La experiencia contemplativa, la identificacicon el pobre Crucificado, la pobreza de Belén hacen de nuestra comunidad una auténtica opción evangélica, que en la clausura papal expresa la totalidad del amor repitiendo la experiencia de la primitiva fraternidad franciscana, “conservando la unidad de la caridad intercambiable, el vínculo de la perfección”, como enseña la Madre Santa Clara. Escondida con Cristo en Dios (Col. 3,3), en el misterio del “pequeño claustro de la Santa Sede” de María (Carta 3 a Santa Inés), la clausura es el medio privilegiado que nos permite cristificarnos, y es también una dimensión de la mayor pobreza. Nuestra vida evangélica, además de enriquecerse con las fuentes de inspiración de los fundadores de nuestra Orden, San Francisco y Santa Clara, también saca su carácter mariano de la vida y los escritos de San Maximiliano Kolbe.
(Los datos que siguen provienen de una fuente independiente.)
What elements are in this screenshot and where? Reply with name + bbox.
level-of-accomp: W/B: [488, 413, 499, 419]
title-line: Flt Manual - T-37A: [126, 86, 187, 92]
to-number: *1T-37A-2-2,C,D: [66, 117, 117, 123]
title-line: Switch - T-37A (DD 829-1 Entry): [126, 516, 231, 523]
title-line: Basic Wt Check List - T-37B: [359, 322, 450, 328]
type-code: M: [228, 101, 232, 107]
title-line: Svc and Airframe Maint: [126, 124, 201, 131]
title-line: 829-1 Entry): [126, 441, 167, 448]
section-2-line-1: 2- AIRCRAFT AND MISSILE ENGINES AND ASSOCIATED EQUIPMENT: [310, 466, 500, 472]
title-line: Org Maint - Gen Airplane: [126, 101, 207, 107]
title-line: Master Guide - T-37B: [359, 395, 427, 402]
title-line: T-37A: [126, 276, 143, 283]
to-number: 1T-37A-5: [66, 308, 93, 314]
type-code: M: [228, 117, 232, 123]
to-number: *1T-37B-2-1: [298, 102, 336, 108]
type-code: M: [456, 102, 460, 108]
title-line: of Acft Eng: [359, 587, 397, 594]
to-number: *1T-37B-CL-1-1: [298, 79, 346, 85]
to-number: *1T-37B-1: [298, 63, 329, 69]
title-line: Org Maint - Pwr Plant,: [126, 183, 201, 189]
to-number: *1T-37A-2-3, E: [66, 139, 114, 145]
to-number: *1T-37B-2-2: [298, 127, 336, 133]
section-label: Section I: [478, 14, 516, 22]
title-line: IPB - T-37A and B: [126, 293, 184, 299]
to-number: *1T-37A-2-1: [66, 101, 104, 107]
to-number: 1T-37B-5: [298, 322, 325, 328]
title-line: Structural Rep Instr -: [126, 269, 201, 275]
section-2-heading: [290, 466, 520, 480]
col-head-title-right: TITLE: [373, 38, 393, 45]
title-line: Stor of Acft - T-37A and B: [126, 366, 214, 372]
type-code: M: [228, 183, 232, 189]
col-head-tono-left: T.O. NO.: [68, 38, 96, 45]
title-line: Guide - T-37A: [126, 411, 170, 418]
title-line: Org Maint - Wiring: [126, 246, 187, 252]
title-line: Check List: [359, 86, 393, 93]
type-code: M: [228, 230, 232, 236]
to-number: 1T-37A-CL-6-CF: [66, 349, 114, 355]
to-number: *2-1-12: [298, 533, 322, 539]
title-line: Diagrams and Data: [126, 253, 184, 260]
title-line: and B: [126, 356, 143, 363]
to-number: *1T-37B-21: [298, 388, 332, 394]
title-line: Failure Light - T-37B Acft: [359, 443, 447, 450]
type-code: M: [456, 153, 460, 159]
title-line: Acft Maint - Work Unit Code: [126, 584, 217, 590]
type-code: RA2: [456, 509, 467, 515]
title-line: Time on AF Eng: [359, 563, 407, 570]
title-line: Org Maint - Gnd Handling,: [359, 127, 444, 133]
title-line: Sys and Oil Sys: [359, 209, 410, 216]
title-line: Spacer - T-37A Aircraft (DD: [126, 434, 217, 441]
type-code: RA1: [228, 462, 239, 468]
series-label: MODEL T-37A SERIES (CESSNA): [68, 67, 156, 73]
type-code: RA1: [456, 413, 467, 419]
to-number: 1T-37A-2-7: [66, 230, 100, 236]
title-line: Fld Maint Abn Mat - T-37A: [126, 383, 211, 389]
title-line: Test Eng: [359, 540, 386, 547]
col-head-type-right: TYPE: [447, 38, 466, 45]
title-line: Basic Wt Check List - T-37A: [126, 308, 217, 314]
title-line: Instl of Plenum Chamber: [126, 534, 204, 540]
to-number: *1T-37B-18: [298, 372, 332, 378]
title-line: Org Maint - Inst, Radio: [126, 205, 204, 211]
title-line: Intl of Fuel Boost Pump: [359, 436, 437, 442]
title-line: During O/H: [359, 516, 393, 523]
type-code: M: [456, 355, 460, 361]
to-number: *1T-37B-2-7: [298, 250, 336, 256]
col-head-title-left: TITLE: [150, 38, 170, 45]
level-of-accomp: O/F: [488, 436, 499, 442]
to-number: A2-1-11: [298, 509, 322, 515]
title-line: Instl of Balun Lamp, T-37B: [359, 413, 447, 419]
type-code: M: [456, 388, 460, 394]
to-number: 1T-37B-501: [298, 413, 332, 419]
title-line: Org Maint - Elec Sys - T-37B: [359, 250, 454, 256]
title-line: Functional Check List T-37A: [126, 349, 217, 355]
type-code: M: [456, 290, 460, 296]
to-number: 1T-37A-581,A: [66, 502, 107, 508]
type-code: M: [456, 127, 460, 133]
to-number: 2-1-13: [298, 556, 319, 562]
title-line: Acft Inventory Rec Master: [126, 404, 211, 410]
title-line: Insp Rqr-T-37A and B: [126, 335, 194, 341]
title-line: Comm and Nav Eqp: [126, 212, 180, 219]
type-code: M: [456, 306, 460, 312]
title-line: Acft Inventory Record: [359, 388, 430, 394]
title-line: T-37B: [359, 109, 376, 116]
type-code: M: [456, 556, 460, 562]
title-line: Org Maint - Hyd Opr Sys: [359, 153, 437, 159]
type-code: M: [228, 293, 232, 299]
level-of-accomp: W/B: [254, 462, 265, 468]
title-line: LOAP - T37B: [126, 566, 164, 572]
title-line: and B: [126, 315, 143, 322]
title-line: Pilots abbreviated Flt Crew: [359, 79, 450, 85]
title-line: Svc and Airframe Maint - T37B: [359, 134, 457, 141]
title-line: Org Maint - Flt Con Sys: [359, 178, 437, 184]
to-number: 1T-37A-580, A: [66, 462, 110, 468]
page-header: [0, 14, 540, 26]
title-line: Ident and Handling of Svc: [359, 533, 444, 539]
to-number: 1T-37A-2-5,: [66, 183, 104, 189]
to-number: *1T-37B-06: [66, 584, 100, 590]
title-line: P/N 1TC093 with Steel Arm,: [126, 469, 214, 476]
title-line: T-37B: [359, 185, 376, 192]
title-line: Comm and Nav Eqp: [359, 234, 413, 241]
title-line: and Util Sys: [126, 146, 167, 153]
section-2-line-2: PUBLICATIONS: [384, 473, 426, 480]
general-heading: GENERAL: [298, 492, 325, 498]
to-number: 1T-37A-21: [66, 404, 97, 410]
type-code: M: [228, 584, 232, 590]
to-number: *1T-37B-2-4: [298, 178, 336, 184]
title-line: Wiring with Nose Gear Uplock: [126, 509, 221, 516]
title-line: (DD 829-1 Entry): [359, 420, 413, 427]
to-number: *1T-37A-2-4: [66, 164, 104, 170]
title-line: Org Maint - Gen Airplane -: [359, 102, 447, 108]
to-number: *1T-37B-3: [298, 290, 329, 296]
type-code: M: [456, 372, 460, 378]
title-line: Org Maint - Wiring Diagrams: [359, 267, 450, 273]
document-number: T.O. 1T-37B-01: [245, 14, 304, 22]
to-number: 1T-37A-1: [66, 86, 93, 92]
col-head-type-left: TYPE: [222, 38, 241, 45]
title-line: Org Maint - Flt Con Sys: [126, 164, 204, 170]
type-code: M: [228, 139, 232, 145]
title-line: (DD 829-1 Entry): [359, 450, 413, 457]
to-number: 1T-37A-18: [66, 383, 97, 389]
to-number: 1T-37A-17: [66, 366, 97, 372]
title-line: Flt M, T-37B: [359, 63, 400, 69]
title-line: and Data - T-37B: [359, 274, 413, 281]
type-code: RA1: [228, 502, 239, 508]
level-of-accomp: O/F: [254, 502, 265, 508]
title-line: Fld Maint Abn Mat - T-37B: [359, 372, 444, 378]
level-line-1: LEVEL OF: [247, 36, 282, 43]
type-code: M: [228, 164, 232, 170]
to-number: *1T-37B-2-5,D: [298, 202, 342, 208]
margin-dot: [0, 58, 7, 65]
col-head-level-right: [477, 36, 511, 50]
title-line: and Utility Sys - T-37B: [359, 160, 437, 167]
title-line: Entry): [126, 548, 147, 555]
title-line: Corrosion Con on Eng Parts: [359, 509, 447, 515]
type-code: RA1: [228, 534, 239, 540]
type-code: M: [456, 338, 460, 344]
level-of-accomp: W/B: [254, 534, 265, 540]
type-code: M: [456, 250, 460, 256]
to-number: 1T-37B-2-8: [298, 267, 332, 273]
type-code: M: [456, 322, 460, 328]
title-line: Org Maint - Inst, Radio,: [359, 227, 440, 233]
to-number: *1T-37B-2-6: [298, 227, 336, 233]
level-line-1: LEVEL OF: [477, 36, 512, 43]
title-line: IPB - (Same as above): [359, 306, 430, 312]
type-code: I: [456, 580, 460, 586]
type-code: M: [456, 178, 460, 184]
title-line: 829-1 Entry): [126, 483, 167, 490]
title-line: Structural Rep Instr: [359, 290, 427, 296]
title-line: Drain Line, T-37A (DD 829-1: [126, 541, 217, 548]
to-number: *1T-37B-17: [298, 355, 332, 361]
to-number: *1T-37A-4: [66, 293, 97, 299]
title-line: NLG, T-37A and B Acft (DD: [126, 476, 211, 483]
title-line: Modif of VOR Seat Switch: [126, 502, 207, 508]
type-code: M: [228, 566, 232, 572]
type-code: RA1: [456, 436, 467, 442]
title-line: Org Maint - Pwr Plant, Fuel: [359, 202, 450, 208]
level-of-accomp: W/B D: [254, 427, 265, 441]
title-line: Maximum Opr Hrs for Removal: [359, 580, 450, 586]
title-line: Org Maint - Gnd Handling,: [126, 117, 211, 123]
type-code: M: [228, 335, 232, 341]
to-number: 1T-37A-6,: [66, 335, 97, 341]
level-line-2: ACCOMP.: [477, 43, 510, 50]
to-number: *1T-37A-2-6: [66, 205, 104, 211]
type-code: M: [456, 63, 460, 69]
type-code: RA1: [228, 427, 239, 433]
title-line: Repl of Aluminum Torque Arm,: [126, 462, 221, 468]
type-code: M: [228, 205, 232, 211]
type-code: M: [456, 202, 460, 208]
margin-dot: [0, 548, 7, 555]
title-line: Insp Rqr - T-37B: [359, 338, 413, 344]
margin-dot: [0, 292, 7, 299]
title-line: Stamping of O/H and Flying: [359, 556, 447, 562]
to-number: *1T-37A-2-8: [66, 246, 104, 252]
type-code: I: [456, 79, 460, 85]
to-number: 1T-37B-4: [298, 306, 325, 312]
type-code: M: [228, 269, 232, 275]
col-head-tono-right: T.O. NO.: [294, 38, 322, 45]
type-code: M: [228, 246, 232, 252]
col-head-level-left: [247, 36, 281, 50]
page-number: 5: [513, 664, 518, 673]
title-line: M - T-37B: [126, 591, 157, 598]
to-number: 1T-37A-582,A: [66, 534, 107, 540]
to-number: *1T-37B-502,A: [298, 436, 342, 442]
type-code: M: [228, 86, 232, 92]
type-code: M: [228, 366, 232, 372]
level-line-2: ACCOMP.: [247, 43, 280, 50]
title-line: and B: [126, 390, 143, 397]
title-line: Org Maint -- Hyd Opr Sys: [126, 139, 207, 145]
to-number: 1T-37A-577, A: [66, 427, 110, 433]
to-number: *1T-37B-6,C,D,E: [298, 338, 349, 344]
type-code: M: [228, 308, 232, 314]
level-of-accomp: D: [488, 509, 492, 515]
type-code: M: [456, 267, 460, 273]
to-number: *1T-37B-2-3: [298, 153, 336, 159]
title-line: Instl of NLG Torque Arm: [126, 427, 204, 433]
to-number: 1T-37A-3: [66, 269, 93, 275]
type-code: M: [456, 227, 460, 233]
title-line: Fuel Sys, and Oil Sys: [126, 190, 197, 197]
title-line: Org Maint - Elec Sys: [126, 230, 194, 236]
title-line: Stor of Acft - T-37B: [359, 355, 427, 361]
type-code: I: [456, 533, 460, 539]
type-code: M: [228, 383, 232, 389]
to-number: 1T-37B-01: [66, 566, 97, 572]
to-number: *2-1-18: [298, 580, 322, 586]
La castidad consagrada, testigo del amor esponsal a Cristo, de la “pobreza y humildad del Señor Jesús y de su Santísima Madre”, vivida como expropiación total, obediencia “hasta la muerte”, llamada por el Seráfico Padre “hermana de la caridad”, clausura papal como vida que se alimenta sólo de Dios, “sólo necesaria” y que por tradición se contrae por voto.
La Clarisa de la Inmaculada se conforma a Cristo a través de su consagración a la Inmaculada, “ilimitada, incondicional e irrevocable”, en el compromiso apostólico de hacer que la Inmaculada sea conocida, amada, imitada y glorificada a través de la oración continua, la ofrenda de sí misma y el sacrificio de alabanza.
El silencio, la penitencia y la comunión fraternal, que refuerza los lazos entre las hermanas incluso más allá de la muerte, con oraciones de sufragio completan nuestra forma de vida.
La Sagrada Liturgia, por la que las hermanas alaban a Dios en el corazón de la Iglesia, se celebra diariamente en latín, en la forma propia de la Tradición de nuestro Monasterio, y está destinada a ser el centro y la cumbre de toda la vida de la comunidad.